Edwards was drafted by the New England Patriots in 1998 and after rushing for 1,115 yards in his rookie season, suffered a freak knee injury while playing flag football in an NFL-sanctioned Pro Bowl Week event.
The injury was so bad he almost lost his leg, and it took three years to rehabilitate. He returned in 2002 with the Miami Dolphins, but has played in the CFL the last several years.
He currently is a free agent.
Sterling Sharpe became yet another Green Bay Packers wide receiver whose career was ended prematurely by injury. Sharpe injured two of his vertebrae at the end of the 1994 season and was forced to retire.

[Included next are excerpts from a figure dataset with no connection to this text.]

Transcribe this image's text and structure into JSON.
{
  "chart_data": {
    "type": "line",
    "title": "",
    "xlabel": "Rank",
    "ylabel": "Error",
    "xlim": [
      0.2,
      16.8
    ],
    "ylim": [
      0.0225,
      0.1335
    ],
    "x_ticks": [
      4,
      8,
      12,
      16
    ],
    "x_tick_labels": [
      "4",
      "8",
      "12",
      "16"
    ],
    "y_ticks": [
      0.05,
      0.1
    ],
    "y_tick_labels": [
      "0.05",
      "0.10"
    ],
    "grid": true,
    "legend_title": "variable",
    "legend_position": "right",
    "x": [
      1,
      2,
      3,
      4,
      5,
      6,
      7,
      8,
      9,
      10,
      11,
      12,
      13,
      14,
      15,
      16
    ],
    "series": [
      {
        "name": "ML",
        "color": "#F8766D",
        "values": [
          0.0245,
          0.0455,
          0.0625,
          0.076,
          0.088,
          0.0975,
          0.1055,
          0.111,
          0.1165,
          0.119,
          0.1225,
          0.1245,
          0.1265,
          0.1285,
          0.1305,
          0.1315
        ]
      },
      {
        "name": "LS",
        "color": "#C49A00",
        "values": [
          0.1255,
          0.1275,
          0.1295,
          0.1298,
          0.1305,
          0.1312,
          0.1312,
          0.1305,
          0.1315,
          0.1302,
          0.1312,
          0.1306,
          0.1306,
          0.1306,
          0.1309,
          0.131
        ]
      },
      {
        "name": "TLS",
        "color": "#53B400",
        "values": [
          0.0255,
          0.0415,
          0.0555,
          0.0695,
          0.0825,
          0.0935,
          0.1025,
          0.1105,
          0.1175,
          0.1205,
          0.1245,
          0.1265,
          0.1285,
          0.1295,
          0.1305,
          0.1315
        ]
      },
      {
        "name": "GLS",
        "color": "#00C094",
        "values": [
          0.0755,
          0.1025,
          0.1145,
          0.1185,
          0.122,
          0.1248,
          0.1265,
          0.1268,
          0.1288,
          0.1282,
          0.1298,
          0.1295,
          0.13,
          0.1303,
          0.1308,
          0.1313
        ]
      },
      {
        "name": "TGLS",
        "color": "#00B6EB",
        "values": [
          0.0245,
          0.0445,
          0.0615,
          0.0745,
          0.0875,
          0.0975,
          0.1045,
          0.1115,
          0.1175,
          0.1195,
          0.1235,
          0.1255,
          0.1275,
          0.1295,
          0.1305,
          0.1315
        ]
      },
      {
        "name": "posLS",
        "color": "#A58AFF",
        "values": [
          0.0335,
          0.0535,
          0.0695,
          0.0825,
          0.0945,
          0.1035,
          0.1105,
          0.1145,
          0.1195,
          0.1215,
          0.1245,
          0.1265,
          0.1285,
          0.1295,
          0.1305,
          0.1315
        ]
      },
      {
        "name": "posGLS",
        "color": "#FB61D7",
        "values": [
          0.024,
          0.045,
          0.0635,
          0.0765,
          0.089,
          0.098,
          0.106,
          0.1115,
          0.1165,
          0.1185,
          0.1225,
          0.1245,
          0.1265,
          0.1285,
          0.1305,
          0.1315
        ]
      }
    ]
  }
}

Quarterback Brett Favre still was developing at the time, and there always has been the "what if" surrounding his career ever since.
It's been speculated Sharpe could've challenged Jerry Rice's numbers had he been able to continue playing.
Bo Jackson became one of the most famous multi-sport athletes ever. His careers with the Kansas City Royals and the Los Angeles Raiders both were headline-worthy.
During his four seasons in the NFL, Jackson rushed for 2,782 yards and 16 touchdowns, with an average yards per carry of 5.4. He also caught 40 passes for 352 yards and two touchdowns.
Then there was the hip injury versus Cincinnati on Jan. 13, 1991. The injury ended his football career immediately, and his baseball career a few years later, as his hip had to be replaced due to the degenerative nature of the injury.
Gale Sayers was on his way to challenging Jim Brown for the title of "Best Running Back Ever," when injuries to both knees ended his career after seven years.
Sayers had 22 touchdowns and 2,272 all purpose yards in his rookie season in 1965, including six touchdowns in one game.
Sayers made four Pro Bowls in his career, but his first knee injury in 1968, a gruesome injury that tore all the ligaments, robbed him of his lightning fast breakaway speed.
A second injury to his other knee in 1970 took what was left and Sayers retired in 1971.